L'Histoire de Manon à La Scala

par

Svetlana Zakharova et Roberto Bolle © Brescia e Amisano / Teatro alla Scala

Depuis avril 1994, le Corps de ballet de la Scala a inclus à son répertoire L’Histoire de Manon conçu, vingt ans auparavant, par le grand chorégraphe écossais Kenneth MacMillan pour Covent Garden. Pour la sixième fois, la scène milanaise reprend la production sous la supervision de Julie Lincoln. La musique en est due à la plume de Jules Massenet, sans utiliser aucun extrait de Manon ou de L’Histoire de Manon : elle recourt aux Scènes pour orchestre, aux mélodies et à des pages des derniers ouvrages tels que Cendrillon, Grisélidis, Ariane, Don Quichotte et Cléopâtre, selon un arrangement et une orchestration de Martin Yates. Ici, elle est magistralement valorisée par la baguette de David Coleman, expert en la matière, que l’on a souvent applaudi à l’Opéra de Paris.
Le soir du 14 novembre, l’émotion était à son paroxysme au lever de rideau : au milieu de la troupe, des solistes et des machinistes, le surintendant, Alexander Pereira, a pris la parole en témoignant du soutien de tous face aux victimes du carnage parisien et en se demandant comment réagirait le public de ce théâtre si une kalachnikov tirait à bout portant sur une centaine de spectateurs. Puis une minute de silence a été observée.
Finalement, sous le signe d’un palpable bouleversement, le spectacle s’est déroulé dans les somptueux décors et costumes de Nicholas Georgiadis. En vedette, le couple mythique constitué par Svetlana Zakharova et Roberto Bolle, affichant l’osmose et la complicité de deux artistes qui, régulièrement, travaillent ensemble.
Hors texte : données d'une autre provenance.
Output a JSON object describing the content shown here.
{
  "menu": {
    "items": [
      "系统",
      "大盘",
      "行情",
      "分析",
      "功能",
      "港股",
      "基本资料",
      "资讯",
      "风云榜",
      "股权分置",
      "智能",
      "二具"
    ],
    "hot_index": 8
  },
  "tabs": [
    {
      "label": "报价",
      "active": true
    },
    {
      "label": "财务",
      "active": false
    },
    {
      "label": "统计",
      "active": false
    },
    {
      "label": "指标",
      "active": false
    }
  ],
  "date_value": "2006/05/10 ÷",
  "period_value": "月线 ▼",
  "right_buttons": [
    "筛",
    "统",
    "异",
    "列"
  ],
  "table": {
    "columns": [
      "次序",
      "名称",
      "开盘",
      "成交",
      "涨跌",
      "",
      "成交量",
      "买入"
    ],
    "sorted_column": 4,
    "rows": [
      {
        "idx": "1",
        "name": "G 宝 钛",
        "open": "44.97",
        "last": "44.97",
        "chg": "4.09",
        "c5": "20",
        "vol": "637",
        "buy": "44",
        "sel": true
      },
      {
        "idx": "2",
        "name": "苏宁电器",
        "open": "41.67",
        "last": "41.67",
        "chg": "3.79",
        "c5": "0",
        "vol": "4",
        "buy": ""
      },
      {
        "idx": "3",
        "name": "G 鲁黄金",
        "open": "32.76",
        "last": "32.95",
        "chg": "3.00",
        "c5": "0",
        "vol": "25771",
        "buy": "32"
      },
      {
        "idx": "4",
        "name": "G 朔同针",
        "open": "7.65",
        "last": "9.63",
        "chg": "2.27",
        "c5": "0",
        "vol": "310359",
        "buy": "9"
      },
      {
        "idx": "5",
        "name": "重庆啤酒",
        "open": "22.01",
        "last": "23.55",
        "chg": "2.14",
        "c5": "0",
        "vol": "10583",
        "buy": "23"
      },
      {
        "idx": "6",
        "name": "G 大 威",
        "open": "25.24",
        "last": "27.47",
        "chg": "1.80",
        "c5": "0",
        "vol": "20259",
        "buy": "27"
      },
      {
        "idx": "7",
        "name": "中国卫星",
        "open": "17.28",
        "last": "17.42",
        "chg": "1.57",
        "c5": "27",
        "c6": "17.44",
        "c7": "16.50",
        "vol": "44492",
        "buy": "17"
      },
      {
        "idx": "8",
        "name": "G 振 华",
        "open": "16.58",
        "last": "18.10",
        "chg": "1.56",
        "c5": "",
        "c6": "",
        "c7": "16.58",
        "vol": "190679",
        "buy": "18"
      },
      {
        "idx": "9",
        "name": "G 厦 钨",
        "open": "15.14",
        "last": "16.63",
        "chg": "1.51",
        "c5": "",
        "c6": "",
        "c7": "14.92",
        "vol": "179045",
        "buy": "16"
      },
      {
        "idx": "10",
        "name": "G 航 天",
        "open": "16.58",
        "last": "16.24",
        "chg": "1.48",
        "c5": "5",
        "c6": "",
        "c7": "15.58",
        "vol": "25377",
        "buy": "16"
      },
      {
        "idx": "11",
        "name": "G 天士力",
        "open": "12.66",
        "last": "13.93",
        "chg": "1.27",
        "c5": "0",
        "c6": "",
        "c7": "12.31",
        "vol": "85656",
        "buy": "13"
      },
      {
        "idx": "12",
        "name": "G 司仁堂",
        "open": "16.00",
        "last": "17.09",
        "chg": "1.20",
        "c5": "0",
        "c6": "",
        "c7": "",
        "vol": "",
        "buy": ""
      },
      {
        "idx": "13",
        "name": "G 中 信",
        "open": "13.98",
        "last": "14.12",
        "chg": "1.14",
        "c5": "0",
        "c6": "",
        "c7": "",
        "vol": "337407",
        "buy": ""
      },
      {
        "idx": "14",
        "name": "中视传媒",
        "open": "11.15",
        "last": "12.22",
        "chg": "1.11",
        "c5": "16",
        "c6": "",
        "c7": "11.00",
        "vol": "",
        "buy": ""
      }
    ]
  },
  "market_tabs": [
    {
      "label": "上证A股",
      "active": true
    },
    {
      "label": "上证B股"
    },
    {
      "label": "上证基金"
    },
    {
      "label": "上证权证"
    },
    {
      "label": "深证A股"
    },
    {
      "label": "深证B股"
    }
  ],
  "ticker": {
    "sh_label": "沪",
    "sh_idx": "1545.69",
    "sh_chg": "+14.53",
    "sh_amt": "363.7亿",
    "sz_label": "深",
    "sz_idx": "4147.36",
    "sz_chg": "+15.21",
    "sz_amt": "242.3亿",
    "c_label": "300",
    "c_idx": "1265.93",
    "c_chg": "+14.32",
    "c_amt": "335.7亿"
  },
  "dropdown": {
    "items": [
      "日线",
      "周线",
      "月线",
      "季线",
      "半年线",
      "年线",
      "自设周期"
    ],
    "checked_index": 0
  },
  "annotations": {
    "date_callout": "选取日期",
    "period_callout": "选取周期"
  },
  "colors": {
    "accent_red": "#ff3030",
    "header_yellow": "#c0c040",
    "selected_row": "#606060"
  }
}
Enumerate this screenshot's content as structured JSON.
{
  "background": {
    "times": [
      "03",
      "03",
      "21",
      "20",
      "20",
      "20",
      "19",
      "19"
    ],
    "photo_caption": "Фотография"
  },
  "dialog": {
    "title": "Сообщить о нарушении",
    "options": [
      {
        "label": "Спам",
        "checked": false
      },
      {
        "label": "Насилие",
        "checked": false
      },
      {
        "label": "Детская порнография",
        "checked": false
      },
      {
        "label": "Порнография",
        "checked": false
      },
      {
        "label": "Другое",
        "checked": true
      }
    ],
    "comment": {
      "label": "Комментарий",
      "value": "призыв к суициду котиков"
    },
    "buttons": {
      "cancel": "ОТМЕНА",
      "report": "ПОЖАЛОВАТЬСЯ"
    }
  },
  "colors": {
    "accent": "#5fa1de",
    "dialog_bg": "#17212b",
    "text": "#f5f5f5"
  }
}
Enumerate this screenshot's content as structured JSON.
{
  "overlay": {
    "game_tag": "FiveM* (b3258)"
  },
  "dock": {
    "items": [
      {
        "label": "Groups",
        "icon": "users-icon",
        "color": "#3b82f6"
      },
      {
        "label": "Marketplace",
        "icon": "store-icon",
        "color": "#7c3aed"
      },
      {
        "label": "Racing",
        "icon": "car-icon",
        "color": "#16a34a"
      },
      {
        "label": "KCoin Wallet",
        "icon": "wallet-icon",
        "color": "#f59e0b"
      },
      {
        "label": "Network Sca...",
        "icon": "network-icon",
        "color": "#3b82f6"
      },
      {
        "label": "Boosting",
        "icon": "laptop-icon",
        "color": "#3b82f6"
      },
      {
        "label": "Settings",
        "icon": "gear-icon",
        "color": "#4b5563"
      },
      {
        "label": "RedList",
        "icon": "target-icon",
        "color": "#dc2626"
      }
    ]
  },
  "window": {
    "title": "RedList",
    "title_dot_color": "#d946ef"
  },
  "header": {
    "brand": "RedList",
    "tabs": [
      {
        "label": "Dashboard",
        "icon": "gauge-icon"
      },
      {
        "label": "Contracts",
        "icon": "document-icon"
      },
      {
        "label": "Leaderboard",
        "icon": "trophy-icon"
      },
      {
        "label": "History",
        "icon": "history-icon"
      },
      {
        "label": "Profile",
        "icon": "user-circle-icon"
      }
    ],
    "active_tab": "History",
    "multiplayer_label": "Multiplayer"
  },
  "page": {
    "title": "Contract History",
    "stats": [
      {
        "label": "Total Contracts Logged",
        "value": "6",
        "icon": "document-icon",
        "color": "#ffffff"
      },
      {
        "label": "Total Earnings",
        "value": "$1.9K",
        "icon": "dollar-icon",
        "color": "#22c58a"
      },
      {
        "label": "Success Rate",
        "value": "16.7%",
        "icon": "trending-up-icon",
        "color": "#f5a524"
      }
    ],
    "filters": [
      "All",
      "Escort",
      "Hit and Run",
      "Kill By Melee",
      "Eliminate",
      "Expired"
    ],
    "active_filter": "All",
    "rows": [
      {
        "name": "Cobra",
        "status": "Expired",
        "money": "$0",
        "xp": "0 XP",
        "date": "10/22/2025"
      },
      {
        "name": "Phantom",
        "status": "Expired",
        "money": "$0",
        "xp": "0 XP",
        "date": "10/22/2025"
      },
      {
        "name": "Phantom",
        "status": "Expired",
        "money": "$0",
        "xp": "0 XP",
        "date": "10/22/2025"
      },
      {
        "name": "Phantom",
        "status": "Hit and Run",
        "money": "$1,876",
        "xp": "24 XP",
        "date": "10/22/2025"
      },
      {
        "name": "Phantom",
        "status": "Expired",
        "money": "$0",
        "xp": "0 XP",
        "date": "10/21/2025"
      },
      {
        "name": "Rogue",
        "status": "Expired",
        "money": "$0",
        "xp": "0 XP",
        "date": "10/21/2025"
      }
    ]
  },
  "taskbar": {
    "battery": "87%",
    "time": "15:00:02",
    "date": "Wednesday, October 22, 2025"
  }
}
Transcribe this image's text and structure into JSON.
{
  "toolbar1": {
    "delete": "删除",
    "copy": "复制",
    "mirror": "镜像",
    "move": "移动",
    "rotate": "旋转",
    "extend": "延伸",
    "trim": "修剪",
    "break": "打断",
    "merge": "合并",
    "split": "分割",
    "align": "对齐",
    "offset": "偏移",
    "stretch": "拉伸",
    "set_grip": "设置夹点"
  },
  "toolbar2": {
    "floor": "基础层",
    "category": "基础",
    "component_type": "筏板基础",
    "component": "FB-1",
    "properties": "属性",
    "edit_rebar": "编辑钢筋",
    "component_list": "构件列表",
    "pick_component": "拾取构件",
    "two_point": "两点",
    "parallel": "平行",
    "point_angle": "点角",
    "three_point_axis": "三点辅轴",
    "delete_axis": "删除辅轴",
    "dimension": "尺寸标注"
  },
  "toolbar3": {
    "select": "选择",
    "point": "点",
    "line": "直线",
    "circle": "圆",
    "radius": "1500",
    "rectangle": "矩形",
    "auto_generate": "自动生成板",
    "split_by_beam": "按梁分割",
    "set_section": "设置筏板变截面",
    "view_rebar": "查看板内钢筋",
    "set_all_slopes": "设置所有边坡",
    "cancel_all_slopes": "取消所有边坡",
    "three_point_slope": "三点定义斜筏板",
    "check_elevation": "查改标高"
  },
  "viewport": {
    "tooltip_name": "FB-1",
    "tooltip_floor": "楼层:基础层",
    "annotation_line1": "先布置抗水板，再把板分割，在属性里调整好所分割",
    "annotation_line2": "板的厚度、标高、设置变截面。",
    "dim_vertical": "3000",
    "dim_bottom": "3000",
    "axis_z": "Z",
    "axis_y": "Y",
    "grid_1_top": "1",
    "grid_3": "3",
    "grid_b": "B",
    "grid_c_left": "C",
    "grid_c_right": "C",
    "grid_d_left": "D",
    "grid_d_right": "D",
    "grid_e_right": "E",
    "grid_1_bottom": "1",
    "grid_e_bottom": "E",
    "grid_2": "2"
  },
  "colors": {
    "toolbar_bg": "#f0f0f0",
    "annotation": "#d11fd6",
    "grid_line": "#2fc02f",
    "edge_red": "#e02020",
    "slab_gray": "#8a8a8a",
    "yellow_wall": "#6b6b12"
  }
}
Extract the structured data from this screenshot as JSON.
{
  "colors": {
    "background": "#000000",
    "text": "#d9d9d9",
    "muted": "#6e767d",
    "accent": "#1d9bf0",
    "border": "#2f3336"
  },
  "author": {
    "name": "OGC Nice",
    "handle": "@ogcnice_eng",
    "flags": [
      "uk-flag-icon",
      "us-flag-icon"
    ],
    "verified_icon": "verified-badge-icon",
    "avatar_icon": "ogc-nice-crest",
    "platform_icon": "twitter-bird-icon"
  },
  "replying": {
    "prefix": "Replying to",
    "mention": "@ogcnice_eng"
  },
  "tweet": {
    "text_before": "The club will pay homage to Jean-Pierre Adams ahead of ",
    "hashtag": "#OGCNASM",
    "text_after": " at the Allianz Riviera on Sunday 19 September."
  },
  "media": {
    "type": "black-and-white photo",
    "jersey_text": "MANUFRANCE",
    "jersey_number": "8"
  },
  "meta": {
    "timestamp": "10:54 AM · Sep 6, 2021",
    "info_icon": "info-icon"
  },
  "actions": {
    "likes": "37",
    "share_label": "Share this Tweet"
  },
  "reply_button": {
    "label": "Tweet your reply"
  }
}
Aujourd’hui première ballerine du Bolchoi et étoile régulière à la Scala depuis la saison 2007-2008, elle est une Manon à la technique chevronnée, passant insensiblement de l’espièglerie du premier tableau à la coquetterie de la femme entretenue et au tragique de la déchéance. Après onze ans de carrière de danseur vedette adulé du public, Roberto Bolle exerce toujours une indéniable fascination sur ses admirateurs conquis d’avance : à plus de quarante ans, il peut laisser de côté les acrobaties techniques pour privilégier l’expression dramatique d’un Chevalier des Grieux qui s’avère profondément touchant. Spécialisé dans les rôles de caractère, Antonino Sutera fait de Lescaut un soudard sans foi, noyant sa vilenie dans l’alcool et la galanterie. Alessandro Grillo a les bonnes manières d’un Monsieur G.M. (à la fois Guillot de Morfontaine et Brétigny) sans scrupule pour parvenir à ses fins. Deborah Gismondi joue avec roublardise Madame, la tenancière de maison close, quand Alessandra Vassallo (l’amante de Lescaut) affiche ouvertement son inclination pour un débauché. Mick Zeni campe un gardien de prison mêlant concupiscence et sadisme, quand Valerio Lunadei a la cocasserie provocante du chef des mendiants. Et les nombreux solistes de second plan et la troupe font le prix de cette production de qualité qui est saluée par d’innombrables rappels.